De fait les accords dits « de maintien dans l'emploi » pourraient être signés entreprise par entreprise et entraîner une baisse des salaires (en respectant le SMIC et même 1,2 SMIC dit le texte!), des modifications substantielles des conditions de travail, des horaires mais aussi des lieux. On nous dit que des garanties ont été apportées : obligation d'un accord majoritaire, durée maxima. Mais ces garanties sont inopérantes pour des entreprises insérées dans un groupe plus large qui peut à sa guise manipuler les résultats de ses sites : en quoi la direction de PSA à Aulnay serait gênée aujourd'hui par un accord de ce type qui ne l'empêcherait pas au bout de 2 ans de fermer. Peut être même qu'un accord de compétitivité (pardon, de maintien dans l'emploi) lui donnerait de meilleures conditions pour la préparation de la fermeture...On voit là les limites en termes de maintien global de l'emploi. Les autres formes de licenciement - autres qu'économiques - demeurent possibles : rappelons qu'ils sont bien plus nombreux1
Quant à l'effet sur l'emploi de l'ensemble de l'accord il est loin d'être évident. Des fractions du patronat se servent au passage : la branche intérim est déclarée « intouchable » le coût de ses contrats va baisser par rapport aux CDD courts, rendant ainsi le recours à l'intérimaire plus rentable(ANI 4c). Les assurances se voient offrir le marché des complémentaires obligatoires 2 Ceci va t'il créer beaucoup d'emplois ?
Cet accord censé répondre à la priorité emploi du gouvernement risque de dégrader la situation dans les petites entreprises : sur 155 millions d'aide à l'embauche de jeunes en CDI, prévus par l'accord, seule une petite part leur reviendra. Par contre elles supporteront la plus grande part des gains des assureurs.

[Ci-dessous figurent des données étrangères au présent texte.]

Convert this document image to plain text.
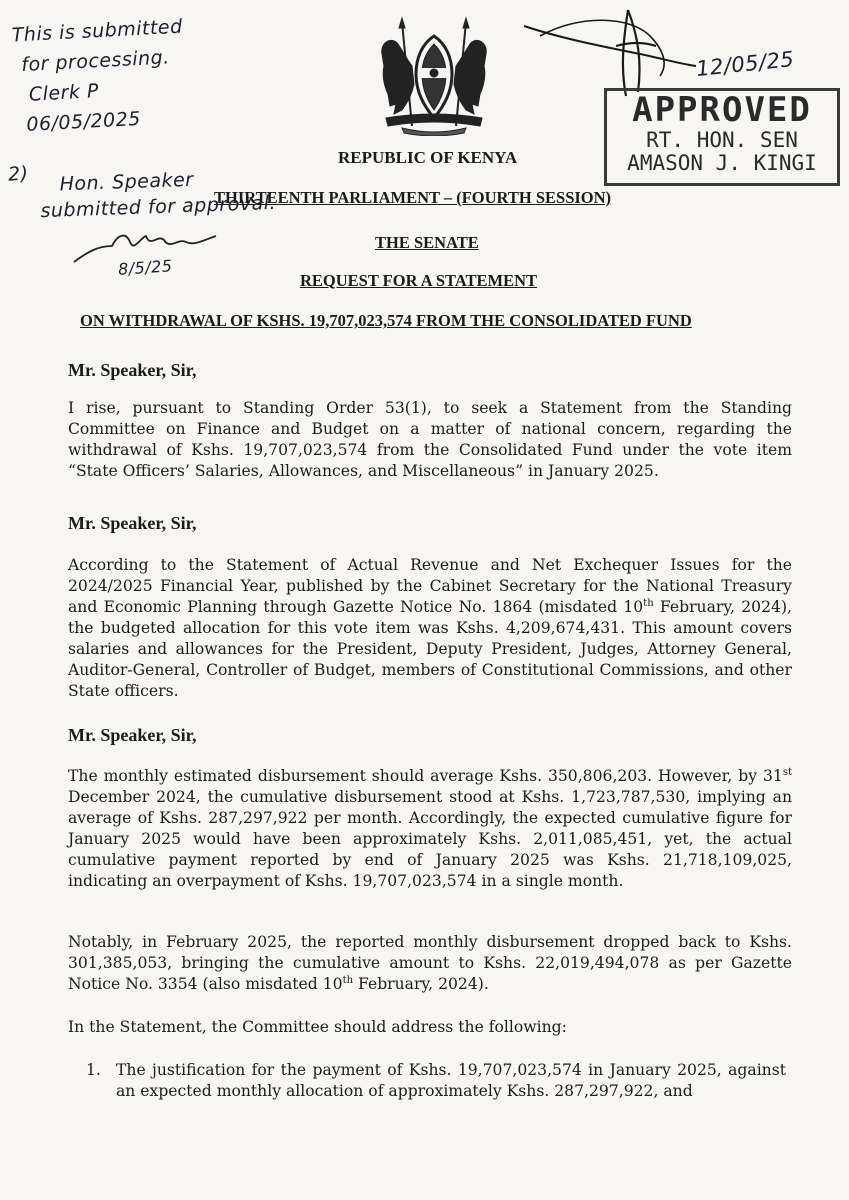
This is submitted
for processing.
Clerk P
06/05/2025
2)	Hon. Speaker
submitted for approval.
8/5/25
12/05/25
APPROVED
RT. HON. SEN
AMASON J. KINGI
REPUBLIC OF KENYA
THIRTEENTH PARLIAMENT – (FOURTH SESSION)
THE SENATE
REQUEST FOR A STATEMENT
ON WITHDRAWAL OF KSHS. 19,707,023,574 FROM THE CONSOLIDATED FUND
Mr. Speaker, Sir,
I rise, pursuant to Standing Order 53(1), to seek a Statement from the Standing Committee on Finance and Budget on a matter of national concern, regarding the withdrawal of Kshs. 19,707,023,574 from the Consolidated Fund under the vote item “State Officers’ Salaries, Allowances, and Miscellaneous” in January 2025.
Mr. Speaker, Sir,
According to the Statement of Actual Revenue and Net Exchequer Issues for the 2024/2025 Financial Year, published by the Cabinet Secretary for the National Treasury and Economic Planning through Gazette Notice No. 1864 (misdated 10th February, 2024), the budgeted allocation for this vote item was Kshs. 4,209,674,431. This amount covers salaries and allowances for the President, Deputy President, Judges, Attorney General, Auditor-General, Controller of Budget, members of Constitutional Commissions, and other State officers.
Mr. Speaker, Sir,
The monthly estimated disbursement should average Kshs. 350,806,203. However, by 31st December 2024, the cumulative disbursement stood at Kshs. 1,723,787,530, implying an average of Kshs. 287,297,922 per month. Accordingly, the expected cumulative figure for January 2025 would have been approximately Kshs. 2,011,085,451, yet, the actual cumulative payment reported by end of January 2025 was Kshs. 21,718,109,025, indicating an overpayment of Kshs. 19,707,023,574 in a single month.
Notably, in February 2025, the reported monthly disbursement dropped back to Kshs. 301,385,053, bringing the cumulative amount to Kshs. 22,019,494,078 as per Gazette Notice No. 3354 (also misdated 10th February, 2024).
In the Statement, the Committee should address the following:
1. The justification for the payment of Kshs. 19,707,023,574 in January 2025, against an expected monthly allocation of approximately Kshs. 287,297,922, and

Ce n'est pas pour rien que l'UPA (Union patronale des ARTISANS) a hésité.
Fin de la précarité ?
Le chapitre II de la loi se donne pour ambition de « lutter contre la précarité dans l'emploi et dans l'accès à l'emploi ». C'est aussi un argument central de signataires de l'accord : la CFDT, dans un 4 page intitulé « la CFDT obtient de nouveau droits pour les salariés » publie un graphique où l'on voit les contrats courts baisser suite à l'accord.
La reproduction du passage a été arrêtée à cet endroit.